Good Car Bad Car reports that only 272,052 new minivans were sold on the U.S. market in 2020, making up only 1.9 percent of total U.S. automotive sales of 14,665,787 last year. 

So, no—the minivan is now far from a popular vehicle category.

But if you have a family, a frequent need to haul a lot of stuff, and maybe a pet or two or more, it’s hard to beat the space, utility, and flexibility that a minivan can offer. It’s a vehicle format that combines a lot of the comfort and drivability of a family car with the hauling capability of a truck, plus the sheer room for passengers that a three-row seating configuration affords.

A couple with a dog sit in the back of a Ford S-MAX hybrid minivan with rear seats folded down, illustrating the utility of a minivan.
Photo: Ford Media Center.

I speak from experience, having owned a Ford Windstar for 12 years.

However, from that same personal experience, I fully understand why those strengths may also be the limitations of the minivan category. It’s a vehicle that makes sense for a lot of people when they are in a certain lifestage.

But once a family reaches the point where the kids are older, with less need for carpooling to youth sports, less interest in full-family roadtrips, and generally fewer of the other hallmarks of the suburban lifestyle for which these vehicles are a great fit, well, minivans start making less sense—they same way they stopped making sense for me.

This inherent stage-of-life limiter makes it seem less likely, for example, that an owner ready to trade in a minivan will replace it with another minivan.

Nevertheless, a market of nearly 300,000 sales per year is nothing to sneer at, right? A sale is a sale is a sale.

So why doesn’t Ford want a piece of the hybrid minivan market in the U.S.?

It might ultimately be a simple matter of brand equity that competing minivan models have earned over the years. Dodge practically pioneered the category with the Caravan, which probably explains why the Grand Caravan (along with its fancier cousin in the Stellantis family, the Chrysler Pacifica) is one of the few remaining models. The Honda Odyssey—a perennial Consumer Reports darling—has enjoyed a strong reputation for quality and durability. And the fierce brand loyalty of Toyota owners no doubt contributes to the Sienna’s endurance.

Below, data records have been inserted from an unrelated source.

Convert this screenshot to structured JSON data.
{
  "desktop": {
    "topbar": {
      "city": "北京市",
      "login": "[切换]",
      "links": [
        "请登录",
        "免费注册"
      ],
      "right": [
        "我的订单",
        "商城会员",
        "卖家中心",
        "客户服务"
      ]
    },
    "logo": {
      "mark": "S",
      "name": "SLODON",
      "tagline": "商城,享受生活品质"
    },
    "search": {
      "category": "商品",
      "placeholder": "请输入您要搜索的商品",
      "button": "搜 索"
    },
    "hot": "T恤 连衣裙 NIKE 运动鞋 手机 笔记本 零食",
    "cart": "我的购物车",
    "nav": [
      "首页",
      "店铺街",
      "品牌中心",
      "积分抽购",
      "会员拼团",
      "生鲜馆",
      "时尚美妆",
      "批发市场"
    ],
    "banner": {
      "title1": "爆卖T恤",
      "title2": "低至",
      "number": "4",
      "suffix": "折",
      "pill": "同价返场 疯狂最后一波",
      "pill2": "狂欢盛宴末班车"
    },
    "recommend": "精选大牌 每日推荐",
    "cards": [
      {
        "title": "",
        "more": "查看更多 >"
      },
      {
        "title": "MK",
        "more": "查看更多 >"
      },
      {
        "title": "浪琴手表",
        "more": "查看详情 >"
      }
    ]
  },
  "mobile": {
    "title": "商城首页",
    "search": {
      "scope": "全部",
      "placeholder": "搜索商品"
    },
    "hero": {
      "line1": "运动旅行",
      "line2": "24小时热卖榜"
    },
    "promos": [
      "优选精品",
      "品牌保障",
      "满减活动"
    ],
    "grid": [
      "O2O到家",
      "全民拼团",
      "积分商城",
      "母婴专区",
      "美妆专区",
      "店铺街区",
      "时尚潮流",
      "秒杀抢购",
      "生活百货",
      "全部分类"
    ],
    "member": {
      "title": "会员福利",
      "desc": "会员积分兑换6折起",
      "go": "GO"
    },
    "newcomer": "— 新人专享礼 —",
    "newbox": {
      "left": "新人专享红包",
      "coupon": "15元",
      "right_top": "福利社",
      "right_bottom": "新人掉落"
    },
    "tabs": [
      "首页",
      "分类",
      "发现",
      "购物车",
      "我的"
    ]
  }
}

While Ford had a nice run with the Windstar and later the Freestar, their minivan offering was always somewhat of an also-ran compared to the Dodge Caravan. And Ford exited the minivan segment entirely in the U.S. after 2007.

Yet they’re unveiling a hybrid minivan with the S-MAX Hybrid in Europe. How difficult could it be to also make a U.S. version available?

It’s a curious business decision, but it’s also consistent with the extent to which Ford, with the exception of the Mustang, has for now at least gone all-in with trucks, SUVs, and crossovers—and nothing else—for the U.S. market.

Preference for vehicle formats, of course, is always generational. As a generation comes of age, there is a tendency to eschew what their parents drove. Station wagons fell out of vogue as baby boomers grew up and started families—and bought minivans. Then Generation X and Millennials shunned minivans, and here we are. Yet now wagons are somewhat chic among car enthusiasts.

So perhaps a resurgence of minivans still lies ahead. But in the U.S., for now, it looks like Ford’s perspective is “No hybrid minivan for you!”